With songs, candles, and prayers, twenty-six Saint Mary’s seniors were solemnly honored May 8 as they prepare to serve others worldwide.


Catherine Salyer '11, far right, receives a blessing on May 8
during the first Post-Graduate Service Blessing and Sending
Ceremony in the Regina Hall Chapel.

The students, their loved ones, and several Sisters of the Holy Cross gathered in the quiet chapel of Regina Hall for the first Post-Graduate Service Blessing and Sending Ceremony by Campus Ministry and the Office for Civic and Social Engagement (OCSE). The students will serve in locations ranging from Chicago to the Mississippi delta to Uganda to Central America and Cambodia.

“Our education and our lives have been formed by women living in mission in response to the world around them, women who actively participate in their communities and create new realities,” said guest speaker Allison Beyer ’07. “This is our history, this is our future. This is the legacy to which we are forever connected.” Read her entire speech here.

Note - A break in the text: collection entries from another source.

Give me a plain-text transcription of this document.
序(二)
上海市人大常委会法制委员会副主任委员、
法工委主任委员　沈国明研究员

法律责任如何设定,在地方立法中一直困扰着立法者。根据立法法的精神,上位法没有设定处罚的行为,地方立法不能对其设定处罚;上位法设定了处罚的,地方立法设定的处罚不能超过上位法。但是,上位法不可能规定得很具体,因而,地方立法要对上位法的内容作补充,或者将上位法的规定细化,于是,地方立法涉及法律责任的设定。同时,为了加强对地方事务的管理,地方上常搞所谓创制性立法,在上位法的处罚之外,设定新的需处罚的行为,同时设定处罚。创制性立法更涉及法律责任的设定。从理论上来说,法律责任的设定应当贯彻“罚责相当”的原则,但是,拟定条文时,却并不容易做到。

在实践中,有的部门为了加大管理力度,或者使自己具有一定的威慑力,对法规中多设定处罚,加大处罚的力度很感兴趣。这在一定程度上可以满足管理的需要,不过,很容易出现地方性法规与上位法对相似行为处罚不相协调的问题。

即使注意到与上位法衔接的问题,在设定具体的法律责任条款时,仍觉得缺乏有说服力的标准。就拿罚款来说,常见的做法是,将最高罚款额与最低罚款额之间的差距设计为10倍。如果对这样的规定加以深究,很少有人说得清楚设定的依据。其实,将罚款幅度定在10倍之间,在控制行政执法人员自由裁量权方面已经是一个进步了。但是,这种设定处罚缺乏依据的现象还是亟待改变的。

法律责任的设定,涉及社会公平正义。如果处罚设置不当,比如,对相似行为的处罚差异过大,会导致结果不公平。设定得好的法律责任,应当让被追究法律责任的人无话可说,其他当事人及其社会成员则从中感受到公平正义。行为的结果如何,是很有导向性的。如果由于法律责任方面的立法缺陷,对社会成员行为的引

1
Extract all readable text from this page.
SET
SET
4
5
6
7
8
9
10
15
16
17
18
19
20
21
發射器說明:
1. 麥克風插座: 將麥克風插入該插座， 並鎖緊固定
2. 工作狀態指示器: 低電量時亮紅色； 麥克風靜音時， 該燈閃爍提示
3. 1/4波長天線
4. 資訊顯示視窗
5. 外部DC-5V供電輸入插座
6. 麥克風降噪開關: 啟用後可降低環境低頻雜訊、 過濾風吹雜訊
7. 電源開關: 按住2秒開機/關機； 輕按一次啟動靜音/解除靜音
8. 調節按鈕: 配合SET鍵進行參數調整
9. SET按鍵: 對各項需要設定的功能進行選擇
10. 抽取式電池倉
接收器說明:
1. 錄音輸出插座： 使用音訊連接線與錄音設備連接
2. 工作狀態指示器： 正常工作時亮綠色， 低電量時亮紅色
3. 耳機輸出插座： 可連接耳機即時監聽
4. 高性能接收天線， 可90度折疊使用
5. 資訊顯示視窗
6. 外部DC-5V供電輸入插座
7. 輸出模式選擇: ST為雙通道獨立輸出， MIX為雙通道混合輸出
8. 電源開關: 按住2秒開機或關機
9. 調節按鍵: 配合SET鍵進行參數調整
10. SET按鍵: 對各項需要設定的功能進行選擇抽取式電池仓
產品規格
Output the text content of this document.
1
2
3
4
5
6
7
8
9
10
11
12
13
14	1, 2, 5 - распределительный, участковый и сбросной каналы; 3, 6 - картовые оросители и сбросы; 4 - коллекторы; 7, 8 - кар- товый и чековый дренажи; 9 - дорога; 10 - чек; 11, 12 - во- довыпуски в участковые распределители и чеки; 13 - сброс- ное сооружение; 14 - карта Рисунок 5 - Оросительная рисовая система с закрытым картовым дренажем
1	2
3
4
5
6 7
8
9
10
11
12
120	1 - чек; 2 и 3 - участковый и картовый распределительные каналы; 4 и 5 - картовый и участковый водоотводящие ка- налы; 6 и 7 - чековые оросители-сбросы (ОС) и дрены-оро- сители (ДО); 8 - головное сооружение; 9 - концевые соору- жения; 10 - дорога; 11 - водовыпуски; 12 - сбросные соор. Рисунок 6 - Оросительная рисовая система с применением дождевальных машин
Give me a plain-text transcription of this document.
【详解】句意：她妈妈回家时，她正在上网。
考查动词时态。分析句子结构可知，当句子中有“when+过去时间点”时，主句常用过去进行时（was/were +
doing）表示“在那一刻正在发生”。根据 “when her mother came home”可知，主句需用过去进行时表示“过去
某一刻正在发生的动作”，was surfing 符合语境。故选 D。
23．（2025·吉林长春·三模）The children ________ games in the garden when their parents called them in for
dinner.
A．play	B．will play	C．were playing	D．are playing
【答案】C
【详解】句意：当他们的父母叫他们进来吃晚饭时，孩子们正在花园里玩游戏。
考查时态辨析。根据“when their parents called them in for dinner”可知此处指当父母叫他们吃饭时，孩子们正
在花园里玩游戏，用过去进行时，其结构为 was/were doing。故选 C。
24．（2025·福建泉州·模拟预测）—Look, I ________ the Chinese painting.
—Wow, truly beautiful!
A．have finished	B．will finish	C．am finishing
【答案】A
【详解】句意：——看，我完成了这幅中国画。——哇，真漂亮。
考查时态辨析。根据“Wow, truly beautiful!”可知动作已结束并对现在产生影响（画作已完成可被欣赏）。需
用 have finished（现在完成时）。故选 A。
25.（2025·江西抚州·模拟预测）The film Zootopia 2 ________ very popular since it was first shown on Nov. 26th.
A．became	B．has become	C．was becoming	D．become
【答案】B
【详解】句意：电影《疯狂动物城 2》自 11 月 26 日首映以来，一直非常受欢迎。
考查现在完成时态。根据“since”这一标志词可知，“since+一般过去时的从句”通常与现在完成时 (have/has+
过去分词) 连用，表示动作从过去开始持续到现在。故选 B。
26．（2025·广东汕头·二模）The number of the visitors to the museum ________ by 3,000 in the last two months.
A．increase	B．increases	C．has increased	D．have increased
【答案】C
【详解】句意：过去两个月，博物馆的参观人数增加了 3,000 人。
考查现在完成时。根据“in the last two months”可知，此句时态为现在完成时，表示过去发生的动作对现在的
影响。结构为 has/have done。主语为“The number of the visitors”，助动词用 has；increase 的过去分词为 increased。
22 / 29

Allison Beyer '07 delivers a reflection
based on I Corinthians 12:4-7.

Beyer performed service work after graduating from Saint Mary’s. She taught on the Colville Indian Reservation in Omak, Washington, through the Jesuit Volunteer Corps. This year, she will participate in the Maryknoll Bolivia Mission Immersion Program.

“The world, as we well know, has many needs,” Beyer said. “Our brothers and sisters are in need of good education and good educators. In need of healing, well-being, care. In need of clothing, food, shelter, clean water. In need of friendship, jobs, safety, advocacy, empowerment. The needs go on and on. Each of you is responding to this aching of our world by answering the call to give of yourself in service.”

After Beyer’s reflection, each student lit an individual candle from the flame of a central candle. She then spread her light to the candles of loved ones as a sign of hope.


Lizziey Brown '11 and Carolyne Call, director of the Office
of Civic and Social Engagement, light candles that
symbolize hope.

Judith Fean, director of campus ministry, and Carolyne Call, director of OSCE, presented the students with medals of Blessed Father Basil Moreau, founder of the Sisters of the Holy Cross. The medals, Fean said, represent Moreau’s willingness to travel to the fringes of society and to be changed by those he met. 

She wished the same for the students: “May you go forth with confidence that you will be given what you need and be open to be changed as you join hands as partners in building the kingdom with those you meet.”